Onbashira, literally translated as “the sacred pillars”, is a Japanese tradition that symbolizes the renewal of Suwa Grand Shrine. It consists of two phases: Yamadashi and Satobiki, the first held in April, and the second in May. Before Onbashira begins, 16 tree trunks, cut form 200-year-old Japanese fir trees are cut down. Each tree can be up to 1 meter across, 16 meters tall and weigh up to 12 tons.

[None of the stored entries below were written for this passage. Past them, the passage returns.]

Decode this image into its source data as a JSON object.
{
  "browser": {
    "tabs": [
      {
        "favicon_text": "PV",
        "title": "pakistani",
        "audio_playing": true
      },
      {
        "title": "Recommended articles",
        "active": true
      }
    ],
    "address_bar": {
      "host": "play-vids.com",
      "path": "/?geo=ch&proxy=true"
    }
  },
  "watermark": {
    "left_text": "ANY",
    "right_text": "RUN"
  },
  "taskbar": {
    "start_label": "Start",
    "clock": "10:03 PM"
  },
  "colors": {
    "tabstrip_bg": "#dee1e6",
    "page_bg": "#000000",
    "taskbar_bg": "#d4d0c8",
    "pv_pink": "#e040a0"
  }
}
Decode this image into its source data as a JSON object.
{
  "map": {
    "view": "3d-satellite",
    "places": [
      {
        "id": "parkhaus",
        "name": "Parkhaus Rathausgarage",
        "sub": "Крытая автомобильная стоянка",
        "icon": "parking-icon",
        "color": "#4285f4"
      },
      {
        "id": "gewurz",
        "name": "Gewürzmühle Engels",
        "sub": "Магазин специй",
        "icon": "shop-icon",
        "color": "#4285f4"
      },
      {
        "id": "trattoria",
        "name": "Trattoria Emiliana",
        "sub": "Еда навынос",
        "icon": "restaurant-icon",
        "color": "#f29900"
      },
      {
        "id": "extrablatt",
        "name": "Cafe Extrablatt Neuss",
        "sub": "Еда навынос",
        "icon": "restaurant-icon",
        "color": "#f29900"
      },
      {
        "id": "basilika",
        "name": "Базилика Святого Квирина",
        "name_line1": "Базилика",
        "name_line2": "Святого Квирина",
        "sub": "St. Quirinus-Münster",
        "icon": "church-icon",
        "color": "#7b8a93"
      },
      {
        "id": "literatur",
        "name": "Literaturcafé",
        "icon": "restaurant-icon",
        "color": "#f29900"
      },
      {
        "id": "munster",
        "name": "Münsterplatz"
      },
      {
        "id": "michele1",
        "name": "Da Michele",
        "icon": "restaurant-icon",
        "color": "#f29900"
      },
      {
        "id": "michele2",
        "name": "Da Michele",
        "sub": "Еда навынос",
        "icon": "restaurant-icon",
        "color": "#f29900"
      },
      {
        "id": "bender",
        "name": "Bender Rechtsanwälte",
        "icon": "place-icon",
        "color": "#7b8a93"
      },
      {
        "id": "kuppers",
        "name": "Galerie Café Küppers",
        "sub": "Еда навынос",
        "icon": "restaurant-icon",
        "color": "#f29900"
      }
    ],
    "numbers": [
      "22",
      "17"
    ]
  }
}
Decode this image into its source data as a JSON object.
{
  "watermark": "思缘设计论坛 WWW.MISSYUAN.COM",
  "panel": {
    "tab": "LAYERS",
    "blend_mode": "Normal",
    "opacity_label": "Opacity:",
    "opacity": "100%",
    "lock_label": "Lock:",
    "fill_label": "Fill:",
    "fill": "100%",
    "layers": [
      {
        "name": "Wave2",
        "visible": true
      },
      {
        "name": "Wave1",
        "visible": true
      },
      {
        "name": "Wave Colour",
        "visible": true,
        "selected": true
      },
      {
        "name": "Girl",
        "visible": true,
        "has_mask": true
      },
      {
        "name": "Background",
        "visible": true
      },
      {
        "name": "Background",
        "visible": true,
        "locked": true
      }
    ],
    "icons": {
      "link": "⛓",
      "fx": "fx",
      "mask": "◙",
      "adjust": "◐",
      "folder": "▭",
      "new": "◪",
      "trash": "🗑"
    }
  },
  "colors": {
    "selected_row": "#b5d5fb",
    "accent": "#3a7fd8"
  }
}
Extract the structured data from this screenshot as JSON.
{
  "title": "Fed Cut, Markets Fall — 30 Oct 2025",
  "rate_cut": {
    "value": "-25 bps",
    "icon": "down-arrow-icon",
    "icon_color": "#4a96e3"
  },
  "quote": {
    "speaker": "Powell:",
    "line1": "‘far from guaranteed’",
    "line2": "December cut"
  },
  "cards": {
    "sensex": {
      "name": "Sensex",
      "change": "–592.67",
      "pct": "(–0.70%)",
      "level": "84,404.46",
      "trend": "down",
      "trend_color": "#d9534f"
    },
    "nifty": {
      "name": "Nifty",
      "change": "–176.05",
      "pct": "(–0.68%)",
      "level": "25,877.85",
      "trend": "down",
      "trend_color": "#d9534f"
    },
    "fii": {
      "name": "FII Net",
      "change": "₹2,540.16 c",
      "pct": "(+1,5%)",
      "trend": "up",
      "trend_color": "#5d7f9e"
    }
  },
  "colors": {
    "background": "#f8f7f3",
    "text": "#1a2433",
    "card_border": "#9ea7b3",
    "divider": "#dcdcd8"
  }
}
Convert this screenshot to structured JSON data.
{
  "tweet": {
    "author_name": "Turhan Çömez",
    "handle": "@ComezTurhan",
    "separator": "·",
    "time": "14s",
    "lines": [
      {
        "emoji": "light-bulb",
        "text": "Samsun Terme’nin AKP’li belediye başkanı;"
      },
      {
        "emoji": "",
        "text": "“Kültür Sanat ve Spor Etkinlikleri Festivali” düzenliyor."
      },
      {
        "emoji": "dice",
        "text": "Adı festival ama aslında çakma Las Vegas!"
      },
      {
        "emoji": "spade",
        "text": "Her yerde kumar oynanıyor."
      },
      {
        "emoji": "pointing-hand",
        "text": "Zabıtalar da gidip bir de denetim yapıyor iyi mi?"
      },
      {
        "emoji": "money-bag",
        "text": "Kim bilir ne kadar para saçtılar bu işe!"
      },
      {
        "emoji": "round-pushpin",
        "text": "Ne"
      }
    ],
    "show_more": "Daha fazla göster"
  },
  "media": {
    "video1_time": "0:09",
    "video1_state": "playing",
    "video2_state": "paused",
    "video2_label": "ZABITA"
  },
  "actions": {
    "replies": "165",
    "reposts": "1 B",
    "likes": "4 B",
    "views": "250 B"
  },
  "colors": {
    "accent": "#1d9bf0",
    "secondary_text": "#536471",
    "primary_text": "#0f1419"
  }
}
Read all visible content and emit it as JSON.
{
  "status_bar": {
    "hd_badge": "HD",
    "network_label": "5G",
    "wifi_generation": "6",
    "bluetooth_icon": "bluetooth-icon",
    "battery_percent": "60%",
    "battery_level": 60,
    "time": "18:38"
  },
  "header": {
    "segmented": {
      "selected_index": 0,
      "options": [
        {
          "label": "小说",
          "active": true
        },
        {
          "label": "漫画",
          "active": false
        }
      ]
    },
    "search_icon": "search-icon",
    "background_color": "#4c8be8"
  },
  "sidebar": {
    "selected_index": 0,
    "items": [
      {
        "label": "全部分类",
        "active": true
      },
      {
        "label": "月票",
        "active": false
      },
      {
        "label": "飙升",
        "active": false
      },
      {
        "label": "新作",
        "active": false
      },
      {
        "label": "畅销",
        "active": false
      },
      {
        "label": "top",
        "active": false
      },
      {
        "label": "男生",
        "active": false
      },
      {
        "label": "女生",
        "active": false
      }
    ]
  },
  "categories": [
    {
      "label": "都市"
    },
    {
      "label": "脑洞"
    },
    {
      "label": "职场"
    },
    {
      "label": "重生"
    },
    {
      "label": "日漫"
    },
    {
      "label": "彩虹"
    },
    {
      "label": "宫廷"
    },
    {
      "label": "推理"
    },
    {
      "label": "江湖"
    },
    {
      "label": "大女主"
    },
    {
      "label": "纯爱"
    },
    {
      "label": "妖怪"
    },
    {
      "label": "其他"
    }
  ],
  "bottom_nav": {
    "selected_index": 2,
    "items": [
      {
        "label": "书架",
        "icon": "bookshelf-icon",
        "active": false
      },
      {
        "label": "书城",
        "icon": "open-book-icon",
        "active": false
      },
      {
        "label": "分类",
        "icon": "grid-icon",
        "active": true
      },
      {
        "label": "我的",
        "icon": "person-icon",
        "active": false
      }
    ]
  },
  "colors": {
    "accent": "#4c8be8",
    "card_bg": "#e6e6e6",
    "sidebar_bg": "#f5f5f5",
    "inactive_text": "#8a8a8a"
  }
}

Yamadashi is translated as “coming out of the mountains” and is the most popular part of the festival. Teams of men have to drag the logs down the mountain, to Suwa Shrine. At some points they encounter steep slopes where they must slide the tree trunks. In a ceremony called Ki-otoshi, brave young men risk their lives by climbing on the trunks and riding the all the way down the muddy slopes. It takes 3 days to move the sacred tree trunks, over 10 kilometers, to the shrine.

Satobiki involves placing the logs at the four corners of the four buildings that make up Suwa Grand Shrine. Using ropes, teams have to pull up the giant tree trunks in a vertical position, with young men sitting on them. Those still on the logs after they are positioned, perform all sort of feats.

On Sunday, during the 2010 edition of Onbashira Festival, a man was crushed to death by a tree trunk, during Satobiki. One of the ropes came loose and hit the 38-year-old man in the head. Several others were injured in the accident.